Richard Farinato, former captive wildlife specialist at The Humane Society of the United States (HSUS) and a decades-long advocate who has traveled to zoos around the globe, says the Lupa Zoo is "as bad as anything I've ever seen in all the years that I've been doing this work."
But, he maintains, the federal laws and regulations in this country, including the Animal Welfare Act (AWA), are too weak to effectively protect zoo animals. "The real problem is that we don't have federal regulation that has any teeth in it. It is too general - and rarely enforced," he says.
So, the Lupa Zoo remains open to the public.
This doesn't come as a surprise to Lisa Wathne, who is the current captive wildlife specialist at HSUS. "Lupa Zoo looks like hundreds of other roadside zoos across the country - basically a collection of animals in small, often dirty cages, in completely unnatural environments," she says. "I wish I could say this is unusual, but it just isn't."

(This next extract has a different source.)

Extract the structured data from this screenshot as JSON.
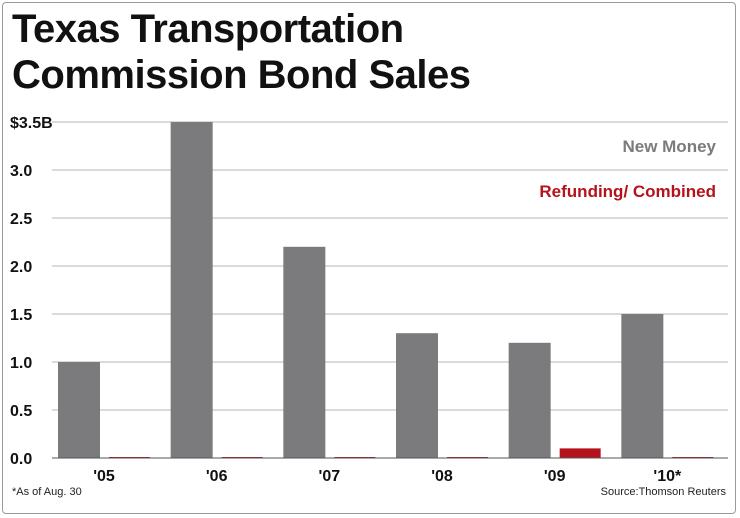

Wathne points out that under the Animal Welfare Act (AWA), the living conditions for animals at USDA-regulated zoos are set at a bare minimum: "The laws that exist to protect animals or to regulate zoos like this are so weak that they basically rubber-stamp animal cruelty. The AWA is incredibly weak. It basically only requires that animals have enough food and water to stay alive and enough space, basically, to turn around, stand up and lay down."